Standpunkt – Präs. Thomas Szekeres: Krank reden hilft auch nicht weiter

25.01.2018 | Standpunkt

© Bernhard Noll

Wer Vergleiche anstellt, sollte immer ein ganz besonderes Augenmerk darauf legen, was man eigentlich miteinander vergleicht. Das gilt ganz generell und im Besonderen dann, wenn es um die Erfassung von Leistungen, die dafür notwendigen Ressourcen und den Output, der damit erzielt wird, geht.

Für den Gesundheitsbereich liefert der jährlich von der OECD erstellte Bericht Health at a Glance eine entsprechende Übersicht. Neben Daten über den Gesundheitszustand der Bevölkerung und Risikofaktoren für die Gesundheit uvm. werden auch die Gesundheitsausgaben erfasst.

Eines der am häufigsten ins Treffen gebrachten Argumente im Hinblick auf das österreichische Gesundheitswesen ist ja jenes, dass in diesem Bereich sehr viel Geld ausgegeben wird, die Österreicher im Gegenzug aber die letzten Lebensjahre nicht in ähnlich guter Gesundheit verbringen wie Menschen in vielen anderen Ländern.

Laut aktuellem OECD-Bericht betrugen die Gesundheitsausgaben in Österreich im Jahr 2016 10,4 Prozent vom Bruttoinlandsprodukt. Österreich liegt damit ganz klar hinter Deutschland, das 11,3 Prozent vom BIP aufwendet, auch hinter der Schweiz – hier sind es 12,4 Prozent vom BIP und Holland, das 10,5 Prozent vom BIP fürGesundheit aufwendet. Wir geben also für die Gesundheit weniger aus als Deutschland und die Schweiz – bei einer mit diesen Ländern vergleichbaren Lebenserwartung. Und wenn es auch andauernd gegenteilig berichtet wird, ist anhand dieses Berichts ganz klar: Die Gesundheitsausgaben in Österreich sind nicht explodiert.

Bei den gesunden Lebensjahren schneidet Österreich im Vergleich zu anderen eher bescheiden ab.

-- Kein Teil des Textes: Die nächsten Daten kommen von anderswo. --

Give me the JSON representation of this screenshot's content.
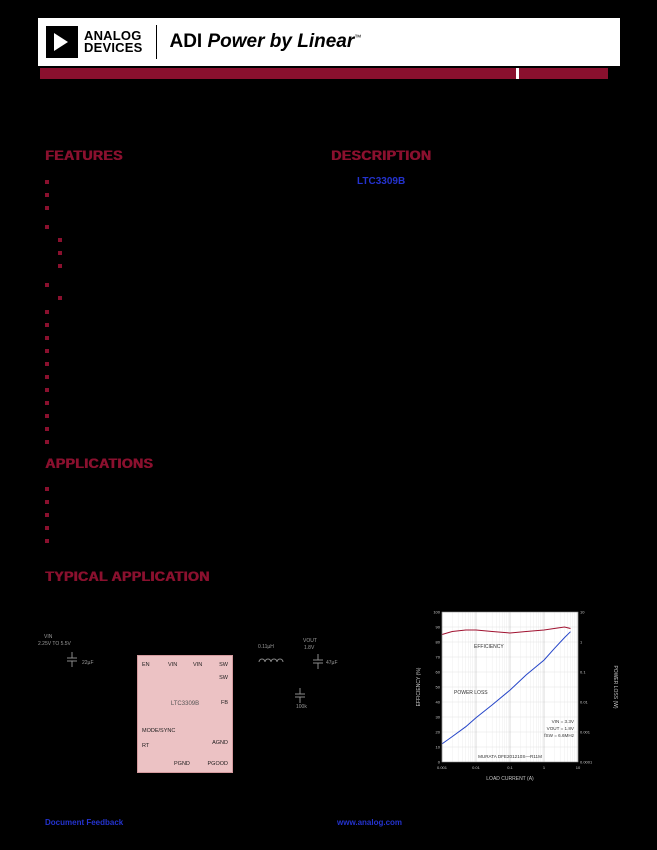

Wir liegen hier hinter Polen, Rumänien und Ungarn. Die Erklärung dafür ist einfach: Nicht nur, dass es sich hier um eine subjektive Einschätzung der Befragten handelt, hängen solche Ergebnisse ganz maßgeblich von der Fragestellung ab. Daraus nun die Schlussfolgerung zu ziehen, dass in Österreich die Gesundheitsversorgung schlechter ist, ist nicht zulässig. Vielmehr bedeutet das ja, dass wir ganz generell einen sehr hohen Versorgungsstandard haben und schon geringe Mängel als Minderung wahrnehmen. Es existiert also vielmehr eine andere subjektive Befindlichkeit. Auf gut österreichisch: Wir jammern einfach auf einem hohen Niveau.

Meine Kritik, dass man schon vor einigen Jahren im Zuge einer sogenannten Gesundheitsreform die Gesundheitsausgaben an das BIP gekoppelt hat, bleibt unverändert aufrecht. Welchen Sinn das macht, konnte mir bislang niemand schlüssig erklären. Wie auch? Die Gesundheit von Menschen hängt nicht von der Wirtschaftsleistung ab. Vielmehr spielt hier die demographische Situation einer immer älter werdenden Bevölkerung eine maßgebliche Rolle – sind doch ältere Menschen naturgemäß häufiger krank.

Eines muss man all jenen, die glauben, dass man im Gesundheitsbereichsparen kann, aber schon klar sagen: Mit weniger Geld für Gesundheit wird man nicht mehr Medizin und medizinische Versorgung haben. Das sollte die Politik auch einmal klar sagen.

Denn mit dem Geld, das wir derzeit im Gesundheitsbereich ausgeben, erhalten kranke Menschen in Österreich sehr niederschwellig diejenige medizinische Betreuung, die sie benötigen. Und das ist gut so.